Ok, now thats over with here are the details! I’m taking a class on small mammals which is a elective class (aka non-compulsory) as I believe these smaller creatures to be just as important as the larger ones. Today we were given the task of castrating some pet rats, now I know that its a common assumption that these are too small to operate on. However if you have ever had the pleasure of meeting a (uncastrated) male rat, I am sure that you will agree in terms of their body size they have relatively large balls.

So now talking in terms of castration it is a relatively simple and common procedure which is why I believe it is one of the first we learn. From a surgical perspective it is similar to that in cats. So diving off topic for a minute here something I feel important to highlight is that the surgical procedure between dogs and cats (and rats) is different. This is because of the position of the testicles in relation to the penis. In dogs there is space in front of the testicles to make an incision, whilst in cats (and rats) there is not.
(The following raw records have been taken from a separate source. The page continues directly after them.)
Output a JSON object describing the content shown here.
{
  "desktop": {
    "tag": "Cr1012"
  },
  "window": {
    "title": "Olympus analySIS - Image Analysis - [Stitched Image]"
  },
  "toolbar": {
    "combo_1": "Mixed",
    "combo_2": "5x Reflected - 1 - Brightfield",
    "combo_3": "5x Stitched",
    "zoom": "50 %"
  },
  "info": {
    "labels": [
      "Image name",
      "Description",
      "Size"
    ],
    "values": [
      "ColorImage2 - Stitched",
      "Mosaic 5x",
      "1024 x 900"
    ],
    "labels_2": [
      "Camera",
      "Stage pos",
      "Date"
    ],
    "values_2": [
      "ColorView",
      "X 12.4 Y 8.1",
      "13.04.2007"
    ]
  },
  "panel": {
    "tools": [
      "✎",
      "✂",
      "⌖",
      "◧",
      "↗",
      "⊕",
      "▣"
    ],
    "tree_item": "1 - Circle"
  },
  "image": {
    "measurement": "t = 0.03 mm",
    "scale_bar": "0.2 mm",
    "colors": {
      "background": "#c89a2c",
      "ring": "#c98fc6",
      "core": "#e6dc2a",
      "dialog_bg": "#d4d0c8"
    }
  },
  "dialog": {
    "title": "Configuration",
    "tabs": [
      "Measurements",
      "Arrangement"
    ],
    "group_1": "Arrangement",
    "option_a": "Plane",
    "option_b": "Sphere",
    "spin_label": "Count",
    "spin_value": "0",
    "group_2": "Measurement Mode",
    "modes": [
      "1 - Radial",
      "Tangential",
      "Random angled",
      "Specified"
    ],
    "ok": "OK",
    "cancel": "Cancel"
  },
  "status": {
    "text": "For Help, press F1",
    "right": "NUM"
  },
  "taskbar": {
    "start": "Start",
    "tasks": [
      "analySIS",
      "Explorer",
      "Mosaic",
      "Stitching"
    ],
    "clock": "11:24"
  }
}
The procedure in cats and rats therefore is different in that the incision is made directly into the scrotum over the testicle. Now anatomically there is a septum (or divider) within the scrotum mean each testicle sits in its own compartment which requires a seperate incision for each testicle. Once this cavity is opened and the testicle is exposed the vessels leading to it are ligated and then the vessels are cut. This is basically the ultimate test of the entire surgical procedure as if this is not done correctly then the vessels which are like elastic are pulled up into the abdomen and will bleed inside causing the death of the animal. Now once this is done, as rats are close to the ground the surgical site is closed with sutures to help prevent infection.

Now my procedure went fine, I did not have any additional bleeding and the closure was neat, with that I now need to study anatomy for tommorows test.